We’ve got four segment registers, all 16 bits wide even in 32-bit mode, for the code, data, stack, and extra segments. Their mnemonic names, conveniently enough, are initialisms: CS, DS, SS, and ES. CS points to the segment where execution is occurring; you can’t change it except with a “far” call, but you can read from it. SS holds the segment address of the stack, but you probably figured that one out already. DS is the default for reading and writing memory, while ES, as its name suggests, is for whatever you like.

Segment registers are weird. You can move values to and from them (except into CS, as I said), but you can’t operate on them. What you can do, however, is use them to “override” an address. For example, loading a value from memory uses DS as its base, but you can make it use ES instead: mov ax, [es:di] loads the value pointed to by DI, but in the ES segment.

Memory model

And that leads us to the x86 memory model. It’s a bit convoluted, since the original 8086 was designed as a 16-bit system that could address 1 MB of memory. Something had to give, but Intel took a…nonstandard approach.

Every address on the x86 has two parts: segment and offset. (This is true even on today’s processors, but 64-bit mode is hardwired to treat all segments as starting at address 0.) In real mode, as with an older x86 running DOS, an actual memory address can be obtained by shifting the segment 4 bits to the left and adding the offset. Or, to put it in code: address = (segment << 4) + offset. Each segment, then, can address a 64K block of memory in a fashion much like banking in the 8-bit world.

The difference between one segment and the next is only 16 bytes, thanks to the 4-bit shift. That means that segments will overlap. The addresses b000:8123 and b800:0173, for example, refer to the same memory location: 0xb8123. In practice, this doesn’t matter too much; the segment portion is mostly used as a base address, while the offset is, well, an offset.

In protected mode, throw those last paragraphs out. Segments instead are indexes into a lookup table, creating a virtual memory system that essentially went unused until its mercy-killing by AMD when they brought out the x86-64. (The segment-based virtual memory scheme of protected mode, interesting though it seemed, was basically an exercise in the knapsack problem.) We won’t be worrying about protected mode much, though, so let’s move on.
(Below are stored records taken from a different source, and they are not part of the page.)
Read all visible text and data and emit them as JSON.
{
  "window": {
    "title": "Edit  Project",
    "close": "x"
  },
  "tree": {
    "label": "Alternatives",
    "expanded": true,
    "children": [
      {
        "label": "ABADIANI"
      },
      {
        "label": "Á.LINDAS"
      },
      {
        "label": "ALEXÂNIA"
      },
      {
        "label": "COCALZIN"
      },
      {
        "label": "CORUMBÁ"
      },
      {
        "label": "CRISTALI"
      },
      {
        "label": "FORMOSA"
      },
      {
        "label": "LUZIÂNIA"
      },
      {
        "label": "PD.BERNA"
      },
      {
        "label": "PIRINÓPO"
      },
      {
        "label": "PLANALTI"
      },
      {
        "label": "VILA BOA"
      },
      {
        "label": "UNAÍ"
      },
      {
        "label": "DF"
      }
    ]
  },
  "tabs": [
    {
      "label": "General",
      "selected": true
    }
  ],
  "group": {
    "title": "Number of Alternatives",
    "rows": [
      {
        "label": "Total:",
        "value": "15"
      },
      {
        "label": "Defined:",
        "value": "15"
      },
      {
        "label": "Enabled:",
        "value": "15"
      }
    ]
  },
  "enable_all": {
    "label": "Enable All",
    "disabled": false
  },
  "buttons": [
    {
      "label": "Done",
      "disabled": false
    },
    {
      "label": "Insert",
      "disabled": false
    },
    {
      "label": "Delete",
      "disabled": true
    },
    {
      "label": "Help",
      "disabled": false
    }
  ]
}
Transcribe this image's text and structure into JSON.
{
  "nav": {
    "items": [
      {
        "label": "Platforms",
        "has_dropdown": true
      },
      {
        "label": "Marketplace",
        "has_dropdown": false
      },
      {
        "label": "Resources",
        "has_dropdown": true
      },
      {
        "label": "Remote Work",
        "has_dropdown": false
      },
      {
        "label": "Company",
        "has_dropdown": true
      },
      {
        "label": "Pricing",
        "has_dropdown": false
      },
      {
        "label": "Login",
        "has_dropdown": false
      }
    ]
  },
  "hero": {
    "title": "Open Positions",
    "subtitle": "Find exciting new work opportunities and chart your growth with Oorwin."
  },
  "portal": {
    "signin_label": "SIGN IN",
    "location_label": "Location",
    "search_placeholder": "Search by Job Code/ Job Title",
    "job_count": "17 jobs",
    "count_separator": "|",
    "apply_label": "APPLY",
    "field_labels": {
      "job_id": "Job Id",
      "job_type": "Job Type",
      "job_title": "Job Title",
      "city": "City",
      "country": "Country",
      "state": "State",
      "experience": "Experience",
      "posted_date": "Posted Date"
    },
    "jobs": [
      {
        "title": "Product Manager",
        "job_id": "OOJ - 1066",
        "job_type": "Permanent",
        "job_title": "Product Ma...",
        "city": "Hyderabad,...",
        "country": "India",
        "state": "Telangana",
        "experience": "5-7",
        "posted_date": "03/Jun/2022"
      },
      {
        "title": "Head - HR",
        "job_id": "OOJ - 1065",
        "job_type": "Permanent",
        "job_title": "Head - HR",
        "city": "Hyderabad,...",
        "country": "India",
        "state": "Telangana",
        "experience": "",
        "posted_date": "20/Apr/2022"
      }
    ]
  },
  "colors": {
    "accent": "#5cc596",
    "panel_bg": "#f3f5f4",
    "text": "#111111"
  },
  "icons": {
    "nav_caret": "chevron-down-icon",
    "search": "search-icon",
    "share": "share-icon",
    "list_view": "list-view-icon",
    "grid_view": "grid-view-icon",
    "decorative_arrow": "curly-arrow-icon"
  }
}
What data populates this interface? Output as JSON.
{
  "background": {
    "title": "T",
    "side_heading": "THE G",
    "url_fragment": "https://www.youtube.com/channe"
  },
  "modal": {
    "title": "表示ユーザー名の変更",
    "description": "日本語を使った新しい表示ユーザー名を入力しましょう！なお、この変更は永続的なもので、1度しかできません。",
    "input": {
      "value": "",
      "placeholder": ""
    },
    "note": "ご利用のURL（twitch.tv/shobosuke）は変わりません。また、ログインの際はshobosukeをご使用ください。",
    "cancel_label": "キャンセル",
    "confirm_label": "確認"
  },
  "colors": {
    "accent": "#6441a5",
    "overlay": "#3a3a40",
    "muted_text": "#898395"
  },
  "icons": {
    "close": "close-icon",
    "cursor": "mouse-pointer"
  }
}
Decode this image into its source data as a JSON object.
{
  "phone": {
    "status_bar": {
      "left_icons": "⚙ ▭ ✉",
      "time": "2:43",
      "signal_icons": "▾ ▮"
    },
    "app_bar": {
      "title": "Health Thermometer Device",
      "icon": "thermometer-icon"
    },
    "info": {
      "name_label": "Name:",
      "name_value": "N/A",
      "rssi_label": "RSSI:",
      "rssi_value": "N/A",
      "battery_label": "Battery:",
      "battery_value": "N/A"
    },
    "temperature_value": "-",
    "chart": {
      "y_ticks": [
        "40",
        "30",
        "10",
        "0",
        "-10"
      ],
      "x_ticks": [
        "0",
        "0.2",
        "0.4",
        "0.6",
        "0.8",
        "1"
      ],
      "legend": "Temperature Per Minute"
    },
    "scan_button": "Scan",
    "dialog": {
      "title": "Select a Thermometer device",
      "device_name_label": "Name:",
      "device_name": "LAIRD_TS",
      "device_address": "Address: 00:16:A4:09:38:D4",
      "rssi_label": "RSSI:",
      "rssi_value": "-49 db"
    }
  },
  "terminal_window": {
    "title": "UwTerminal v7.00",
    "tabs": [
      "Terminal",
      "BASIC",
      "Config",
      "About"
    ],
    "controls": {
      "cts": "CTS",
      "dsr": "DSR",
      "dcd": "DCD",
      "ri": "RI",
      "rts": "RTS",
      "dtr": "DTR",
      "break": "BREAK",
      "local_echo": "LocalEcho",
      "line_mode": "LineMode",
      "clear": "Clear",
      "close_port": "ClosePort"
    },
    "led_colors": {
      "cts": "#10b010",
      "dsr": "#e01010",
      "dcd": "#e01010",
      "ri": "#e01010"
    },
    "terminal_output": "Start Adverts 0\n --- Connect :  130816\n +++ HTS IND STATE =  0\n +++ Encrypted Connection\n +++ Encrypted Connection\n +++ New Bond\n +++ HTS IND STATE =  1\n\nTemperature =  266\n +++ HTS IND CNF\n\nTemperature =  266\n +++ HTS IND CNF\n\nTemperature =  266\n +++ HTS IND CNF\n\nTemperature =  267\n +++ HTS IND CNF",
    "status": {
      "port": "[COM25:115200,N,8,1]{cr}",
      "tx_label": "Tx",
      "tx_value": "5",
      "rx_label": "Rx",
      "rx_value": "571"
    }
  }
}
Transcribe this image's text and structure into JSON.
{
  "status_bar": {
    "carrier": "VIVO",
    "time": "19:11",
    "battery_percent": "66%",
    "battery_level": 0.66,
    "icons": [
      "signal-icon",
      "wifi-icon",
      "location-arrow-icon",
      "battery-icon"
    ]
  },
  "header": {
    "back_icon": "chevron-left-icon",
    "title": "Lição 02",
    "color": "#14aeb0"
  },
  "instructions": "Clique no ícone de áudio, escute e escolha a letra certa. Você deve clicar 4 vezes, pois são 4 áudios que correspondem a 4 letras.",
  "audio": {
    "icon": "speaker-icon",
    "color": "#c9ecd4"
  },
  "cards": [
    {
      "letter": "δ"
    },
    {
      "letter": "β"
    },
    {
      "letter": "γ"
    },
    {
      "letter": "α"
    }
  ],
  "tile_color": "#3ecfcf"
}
Back to real mode, the world of DOS and early x86s. A little bit of arithmetic shows that the segment:offset addressing method allows access to 1 MB of memory, more or less. 0000:0000 is, of course, address 0, and it’s the lowest possible value. The highest possible is ffff:ffff, and that presents a problem. Add it up, and you get 0x100fef. On old systems, this simply wrapped around the 1 MB “barrier”, to 0x00fef. (Once memory sizes expanded to multiple megabytes, it no longer overflowed, but some programs relied on that behavior, so a hardware hack was put into place. It’s called the A20 gate, and it was originally put in the keyboard controller, of all places. But I digress.)

Input/output

Also available to the x86 are the I/O ports. These are accessed using the IN and OUT instructions, a byte, word, or (in 32-bit mode) double-word at a time. They function like their own little address space, separate from main memory. The x86 architecture itself doesn’t really define which ports do what. That’s left to the PC platform—which will be the subject of the next post.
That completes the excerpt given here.